It’s 1984 and Big Brother is dying of cancer. Andropov has passed into the great dustbin of history, and the Soviet Union is adrift in an economic and moral malaise. Those who hold power, abuse it, while the country’s next generation of leaders return from Afghanistan in coffins, callously dubbed “Cargo 200” by the Soviet military. Such is the Soviet reality recreated in Alexey Balabanov’s shockingly brutal drama Cargo 200 (foreign trailer here), opening today in New York.
The Kazakov Brothers are members of the old guard. Misha is a Colonel assigned to a provincial post and Artem is a professor of scientific atheism in then Leningrad. On his way to visit their mother in Leninsk, an industrial city that looks depressed and rundown even by Soviet standards, Artem stops at his brother’s flat. There he meets Valera, his niece’s sorta-kinda fiancé, who is deeply involved in sketchy black market business.
Proceeding to Leninsk, the professor’s car breaks down, forcing him to seek help at the home of Alexey, a mysterious, hard-drinking moonshiner. Even a professor of scientific atheism can tell there is something very wrong about Alexey’s home, but he endures a religious debate with the angry drunk (frankly faring quite badly), while Sunka, his host’s Vietnamese servant, fixes his car. Artem is so relieved to be on his way, he never learns who the peculiar man hanging about outside Alexey’s place was.
As soon as the professor leaves, Valera shows up looking for grain alcohol with a girl he picked up clubbing, Angelica, the daughter of the local party boss. When Valera passes out, Alexey tries to have his way with Angelica, but the mystery man outside decides to take her for himself, killing Sunka in the process. Holding her prisoner as his sex slave, the mystery man turns out to be one Zhurov, the local militia captain, played with chilling restraint by Alexey Poluyan. Angelica warns him her fiancé will seek retribution when he returns from his tour of duty in Afghanistan, but her threats do not scare Zhurov. He happens to know her intended will be arriving soon as Cargo 200.
As the search for Angelica intensifies (the daughter of a party boss does not simply disappear, after all), Artem develops suspicions he is too cautious to pursue. Eventually this causes a crisis of disbelief for the academician of atheism, ultimately leading him to the church. It is a truly Russian irony.
Supposedly based on an actual case, what happens during Angelica’s captivity is absolutely vile and horrific. However, it is not exploitation simply for the sake of sadism. It is in fact a withering look at the moral bankruptcy of an evil empire in decline. At the risk of sounding like a promiscuous quote dropper, Cargo 200 could be thought of as Dostoyevsky if adapted by the early 1970’s Wes Craven, but bear in mind, that is not necessarily meant to sound inviting.

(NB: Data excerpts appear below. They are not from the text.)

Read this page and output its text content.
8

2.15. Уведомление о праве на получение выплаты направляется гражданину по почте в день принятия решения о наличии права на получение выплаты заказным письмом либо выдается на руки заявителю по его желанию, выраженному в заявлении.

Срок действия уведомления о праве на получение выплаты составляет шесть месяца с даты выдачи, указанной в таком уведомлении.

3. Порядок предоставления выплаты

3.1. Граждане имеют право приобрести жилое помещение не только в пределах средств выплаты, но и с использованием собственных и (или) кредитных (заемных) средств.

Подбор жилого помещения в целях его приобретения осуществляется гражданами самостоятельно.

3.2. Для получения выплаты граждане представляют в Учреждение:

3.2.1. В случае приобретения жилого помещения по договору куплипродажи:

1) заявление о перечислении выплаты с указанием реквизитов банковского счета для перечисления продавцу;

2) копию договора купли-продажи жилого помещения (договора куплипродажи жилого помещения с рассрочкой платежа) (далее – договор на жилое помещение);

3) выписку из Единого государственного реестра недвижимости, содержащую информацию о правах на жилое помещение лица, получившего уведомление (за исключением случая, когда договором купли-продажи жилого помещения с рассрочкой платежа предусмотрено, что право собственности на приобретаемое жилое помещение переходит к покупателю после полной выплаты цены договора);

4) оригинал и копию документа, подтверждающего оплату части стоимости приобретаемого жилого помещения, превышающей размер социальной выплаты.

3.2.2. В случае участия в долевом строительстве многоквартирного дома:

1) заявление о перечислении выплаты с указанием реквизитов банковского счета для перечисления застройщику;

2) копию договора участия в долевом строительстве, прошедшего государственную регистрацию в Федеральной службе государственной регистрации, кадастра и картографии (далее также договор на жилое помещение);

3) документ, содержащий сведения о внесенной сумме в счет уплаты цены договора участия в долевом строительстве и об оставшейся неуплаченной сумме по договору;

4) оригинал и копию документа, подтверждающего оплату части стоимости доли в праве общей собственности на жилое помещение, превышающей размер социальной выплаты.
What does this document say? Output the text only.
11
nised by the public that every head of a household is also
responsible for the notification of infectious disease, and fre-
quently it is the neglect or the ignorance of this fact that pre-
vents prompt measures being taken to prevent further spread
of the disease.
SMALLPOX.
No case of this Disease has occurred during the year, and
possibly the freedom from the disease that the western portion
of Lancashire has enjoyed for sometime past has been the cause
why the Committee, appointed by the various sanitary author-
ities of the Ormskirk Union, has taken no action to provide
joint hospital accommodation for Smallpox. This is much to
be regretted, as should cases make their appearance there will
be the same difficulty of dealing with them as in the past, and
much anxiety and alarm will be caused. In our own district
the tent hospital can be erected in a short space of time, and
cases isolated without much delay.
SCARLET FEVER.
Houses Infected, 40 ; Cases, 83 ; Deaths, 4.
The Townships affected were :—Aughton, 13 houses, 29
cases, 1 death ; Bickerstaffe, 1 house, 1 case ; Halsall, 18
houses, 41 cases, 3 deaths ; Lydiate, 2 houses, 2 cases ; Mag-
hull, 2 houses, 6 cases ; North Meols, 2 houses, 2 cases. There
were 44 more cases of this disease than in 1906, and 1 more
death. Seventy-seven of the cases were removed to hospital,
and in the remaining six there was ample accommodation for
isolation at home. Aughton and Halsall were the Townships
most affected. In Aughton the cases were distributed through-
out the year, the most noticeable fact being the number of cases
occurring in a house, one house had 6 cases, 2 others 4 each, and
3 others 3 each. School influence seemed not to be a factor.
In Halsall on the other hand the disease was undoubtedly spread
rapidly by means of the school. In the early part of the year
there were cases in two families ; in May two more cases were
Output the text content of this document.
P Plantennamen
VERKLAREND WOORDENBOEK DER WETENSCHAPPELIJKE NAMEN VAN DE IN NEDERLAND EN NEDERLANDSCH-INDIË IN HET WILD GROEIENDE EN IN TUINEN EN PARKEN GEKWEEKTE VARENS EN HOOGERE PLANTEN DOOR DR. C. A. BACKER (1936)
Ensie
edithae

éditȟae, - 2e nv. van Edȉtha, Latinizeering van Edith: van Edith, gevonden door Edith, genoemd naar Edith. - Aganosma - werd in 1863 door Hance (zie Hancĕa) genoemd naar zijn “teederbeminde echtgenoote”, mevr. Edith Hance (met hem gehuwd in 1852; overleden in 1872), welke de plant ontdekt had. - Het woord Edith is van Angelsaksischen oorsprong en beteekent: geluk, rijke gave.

Cargo 200 is a remarkable film, but it is tough stuff, decidedly not for everyone. Alexander Simonov’s cinematography and Pavel Parhomenko’s set design evoke the washed out landscapes and decrepit Brutalist architecture that were almost as oppressive as the Communist system itself. Balabanov punctuates his film’s unremitting tension with scenes of abject shock in a masterful, if arguably nihilistic, achievement in filmmaking. Opening today in New York at the Cinema Village, Cargo 200 is an unforgettably disturbing film.